Gomma plastica, rincari drammatici per aziende/ “Lavoriamo in perdita, servono aiuti”

- Chiara Ferrara

Il settore della gomma plastica è in crisi: rincari drammatici per le aziende. Marco Do, Presidente della Federazione, lancia l’allarme

gomma plastica
(Fonte Pixabay)

Il settore della gomma plastica è in grave crisi a causa dei rincari drammatici per le aziende: la guerra in Ucraina e di conseguenza le interruzioni dei rapporti con la Russia che hanno portato al caro energia stanno creando non poche difficoltà. A parlarne, in una intervista a Verità e Affari, è stato il presidente della relativa confindustriale Federazione, Marco Do. “È un periodo molto complicato”, ha detto.

Non soltanto per l’industria in sé, ma “anche per le altre filiere, nazionali ed internazionali, nei confronti delle quali ha un ruolo strategico”. Esse sono innumerevoli: “Dall’automotive all’edilizia, dall’aerospaziale all’alimentare, dal farmaceutico alle telecomunicazioni, ma anche sport, agricoltura, calzaturiero ed elettrodomestici”. Le conseguenze registrate sono già rilevanti. “Il caro energia ha già causato il rallentamento e in alcuni casi il fermo della produzione per evitare di lavorare in perdita. Fenomeno mai visto prima d’ora per cause simili”, ha sottolineato. 

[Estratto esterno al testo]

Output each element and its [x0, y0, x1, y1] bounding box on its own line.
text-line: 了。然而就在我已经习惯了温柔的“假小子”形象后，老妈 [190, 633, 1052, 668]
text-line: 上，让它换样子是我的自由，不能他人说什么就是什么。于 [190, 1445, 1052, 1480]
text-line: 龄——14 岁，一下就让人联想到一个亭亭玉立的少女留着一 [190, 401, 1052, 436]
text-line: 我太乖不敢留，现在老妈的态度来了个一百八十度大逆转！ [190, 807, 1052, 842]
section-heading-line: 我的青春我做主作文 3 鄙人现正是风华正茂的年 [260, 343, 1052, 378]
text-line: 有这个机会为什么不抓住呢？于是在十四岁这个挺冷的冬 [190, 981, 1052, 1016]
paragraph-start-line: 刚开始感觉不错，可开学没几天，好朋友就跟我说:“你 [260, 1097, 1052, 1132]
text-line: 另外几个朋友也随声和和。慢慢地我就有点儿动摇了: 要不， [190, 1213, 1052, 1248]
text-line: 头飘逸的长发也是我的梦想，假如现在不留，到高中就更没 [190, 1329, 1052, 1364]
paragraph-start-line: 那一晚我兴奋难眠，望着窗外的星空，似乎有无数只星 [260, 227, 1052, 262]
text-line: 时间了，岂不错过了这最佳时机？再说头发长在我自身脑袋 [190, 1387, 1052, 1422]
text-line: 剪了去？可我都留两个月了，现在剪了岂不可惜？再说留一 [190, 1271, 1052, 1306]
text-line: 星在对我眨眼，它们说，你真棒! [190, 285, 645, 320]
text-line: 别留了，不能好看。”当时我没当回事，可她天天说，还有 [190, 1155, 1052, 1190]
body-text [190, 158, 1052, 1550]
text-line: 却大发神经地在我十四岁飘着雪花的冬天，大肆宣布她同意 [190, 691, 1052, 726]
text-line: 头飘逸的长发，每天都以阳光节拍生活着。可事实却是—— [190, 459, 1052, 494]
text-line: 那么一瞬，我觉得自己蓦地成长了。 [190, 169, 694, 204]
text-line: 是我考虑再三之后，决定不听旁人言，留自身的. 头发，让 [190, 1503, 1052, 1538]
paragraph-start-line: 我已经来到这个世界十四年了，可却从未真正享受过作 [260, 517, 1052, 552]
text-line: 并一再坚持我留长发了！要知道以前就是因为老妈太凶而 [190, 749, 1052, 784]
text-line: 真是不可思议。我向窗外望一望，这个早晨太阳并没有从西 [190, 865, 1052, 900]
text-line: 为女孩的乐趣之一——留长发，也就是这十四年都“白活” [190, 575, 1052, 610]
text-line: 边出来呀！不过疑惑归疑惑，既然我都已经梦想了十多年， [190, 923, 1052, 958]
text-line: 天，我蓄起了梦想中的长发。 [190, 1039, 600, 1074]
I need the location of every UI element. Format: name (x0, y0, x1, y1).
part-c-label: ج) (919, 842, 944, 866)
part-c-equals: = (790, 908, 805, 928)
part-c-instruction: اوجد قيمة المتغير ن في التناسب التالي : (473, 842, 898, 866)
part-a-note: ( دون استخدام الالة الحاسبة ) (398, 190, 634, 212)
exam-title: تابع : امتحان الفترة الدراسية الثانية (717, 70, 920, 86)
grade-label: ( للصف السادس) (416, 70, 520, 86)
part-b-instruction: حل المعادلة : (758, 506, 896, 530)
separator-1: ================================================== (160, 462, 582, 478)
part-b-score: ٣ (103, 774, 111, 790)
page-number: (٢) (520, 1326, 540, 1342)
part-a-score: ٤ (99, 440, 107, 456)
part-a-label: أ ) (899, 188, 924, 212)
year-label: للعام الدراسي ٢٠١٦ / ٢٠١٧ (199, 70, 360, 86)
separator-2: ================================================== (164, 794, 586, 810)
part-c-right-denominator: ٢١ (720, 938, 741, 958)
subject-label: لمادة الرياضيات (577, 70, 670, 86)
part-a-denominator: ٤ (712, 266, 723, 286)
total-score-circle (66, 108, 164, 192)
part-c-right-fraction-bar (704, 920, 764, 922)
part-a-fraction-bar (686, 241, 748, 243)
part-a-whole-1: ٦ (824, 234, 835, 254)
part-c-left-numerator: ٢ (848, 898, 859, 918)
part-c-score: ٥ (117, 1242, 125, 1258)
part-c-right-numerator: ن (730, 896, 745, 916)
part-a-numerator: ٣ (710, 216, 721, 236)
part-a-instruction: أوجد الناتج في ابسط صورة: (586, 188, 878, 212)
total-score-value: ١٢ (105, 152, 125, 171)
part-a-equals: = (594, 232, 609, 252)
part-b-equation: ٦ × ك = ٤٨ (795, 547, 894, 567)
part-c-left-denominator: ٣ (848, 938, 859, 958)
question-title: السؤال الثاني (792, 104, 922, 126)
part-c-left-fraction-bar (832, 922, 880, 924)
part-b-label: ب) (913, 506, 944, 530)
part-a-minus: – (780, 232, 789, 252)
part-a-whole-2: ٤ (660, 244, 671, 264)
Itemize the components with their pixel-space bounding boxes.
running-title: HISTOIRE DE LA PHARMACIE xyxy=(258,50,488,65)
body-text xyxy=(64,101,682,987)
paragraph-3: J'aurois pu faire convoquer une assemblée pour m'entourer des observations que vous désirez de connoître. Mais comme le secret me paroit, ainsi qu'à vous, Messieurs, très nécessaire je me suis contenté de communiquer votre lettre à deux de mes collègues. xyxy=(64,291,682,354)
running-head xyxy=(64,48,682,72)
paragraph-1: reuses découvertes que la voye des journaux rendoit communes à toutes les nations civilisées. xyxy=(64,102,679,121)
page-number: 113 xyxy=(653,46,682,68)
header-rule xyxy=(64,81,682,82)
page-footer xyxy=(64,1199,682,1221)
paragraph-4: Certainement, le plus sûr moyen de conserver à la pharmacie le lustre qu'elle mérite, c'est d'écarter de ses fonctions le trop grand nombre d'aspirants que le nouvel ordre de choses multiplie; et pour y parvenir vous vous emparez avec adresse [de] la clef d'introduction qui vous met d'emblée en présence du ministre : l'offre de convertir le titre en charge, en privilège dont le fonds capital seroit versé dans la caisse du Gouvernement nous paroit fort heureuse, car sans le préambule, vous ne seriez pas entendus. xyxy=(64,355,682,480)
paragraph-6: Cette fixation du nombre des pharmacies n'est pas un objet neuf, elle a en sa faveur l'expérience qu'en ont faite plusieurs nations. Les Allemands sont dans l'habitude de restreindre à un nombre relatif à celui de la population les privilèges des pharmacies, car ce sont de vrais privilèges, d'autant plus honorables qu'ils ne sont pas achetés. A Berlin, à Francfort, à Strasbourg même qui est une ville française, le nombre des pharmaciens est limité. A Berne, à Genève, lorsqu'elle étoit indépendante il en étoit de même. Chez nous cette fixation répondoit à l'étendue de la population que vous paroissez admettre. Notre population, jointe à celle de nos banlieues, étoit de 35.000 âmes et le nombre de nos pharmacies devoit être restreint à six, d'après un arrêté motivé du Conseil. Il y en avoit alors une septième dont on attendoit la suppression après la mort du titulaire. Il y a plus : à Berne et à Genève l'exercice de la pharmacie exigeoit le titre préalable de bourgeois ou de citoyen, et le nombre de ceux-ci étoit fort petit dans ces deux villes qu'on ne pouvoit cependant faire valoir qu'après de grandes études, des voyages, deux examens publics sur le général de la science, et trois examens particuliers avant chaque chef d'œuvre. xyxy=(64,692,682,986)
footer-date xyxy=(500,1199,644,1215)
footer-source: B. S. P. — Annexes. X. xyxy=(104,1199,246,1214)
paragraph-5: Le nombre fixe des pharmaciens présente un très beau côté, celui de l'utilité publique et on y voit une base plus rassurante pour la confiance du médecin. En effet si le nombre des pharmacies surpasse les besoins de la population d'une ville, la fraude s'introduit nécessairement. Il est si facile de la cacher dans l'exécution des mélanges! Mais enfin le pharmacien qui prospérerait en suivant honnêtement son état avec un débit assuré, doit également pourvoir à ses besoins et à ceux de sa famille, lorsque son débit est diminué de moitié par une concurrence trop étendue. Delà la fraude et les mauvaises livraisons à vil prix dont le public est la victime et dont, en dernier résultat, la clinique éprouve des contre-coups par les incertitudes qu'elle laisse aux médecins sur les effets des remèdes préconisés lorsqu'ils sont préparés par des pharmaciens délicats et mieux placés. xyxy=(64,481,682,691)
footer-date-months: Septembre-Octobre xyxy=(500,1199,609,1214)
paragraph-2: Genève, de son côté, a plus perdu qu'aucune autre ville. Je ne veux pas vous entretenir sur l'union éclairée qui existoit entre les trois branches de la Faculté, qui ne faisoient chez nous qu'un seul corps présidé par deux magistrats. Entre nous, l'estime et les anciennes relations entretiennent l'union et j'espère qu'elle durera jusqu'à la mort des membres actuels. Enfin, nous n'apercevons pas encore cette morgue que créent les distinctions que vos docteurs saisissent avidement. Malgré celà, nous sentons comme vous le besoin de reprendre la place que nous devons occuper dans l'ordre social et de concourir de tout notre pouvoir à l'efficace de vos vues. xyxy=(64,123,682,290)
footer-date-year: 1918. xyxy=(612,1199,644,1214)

Gomma plastica, rincari drammatici per aziende: Marco Do analizza il problema

Marco Do, a fronte del problema dei rincari drammatici per le aziende che producono gomma plastica, nel corso dell’intervista a Verità e Affari, ha chiesto aiuti per il settore. “Il nostro obiettivo è quello di mantenere e, se possibile, far crescere le industrie e gli addetti dei nostri due comparti, ma per riuscirci abbiamo bisogno di tutto il supporto di Confindustria e per suo tramite, del governo e del Parlamento”, questo il suo appello.

Il riferimento, in particolare, è anche a quella che è stata la narrazione della plastica degli ultimi anni. “Ci sono stati attacchi sia mediatici che normativi, secondo logiche che sarebbe meglio definire irrazionali ed emotive. Il dibattito aperto sulla plastic tax ne è un chiaro esempio. La campagna ostile, innescata per una presunta tutela dell’ambiente, minaccia una parte consistente del nostro sistema economico”. E conclude: “La soluzione passa da un’educazione a un utilizzo intelligente dei prodotti a una corretta gestione ed efficiente ed efficace recupero e riciclo”.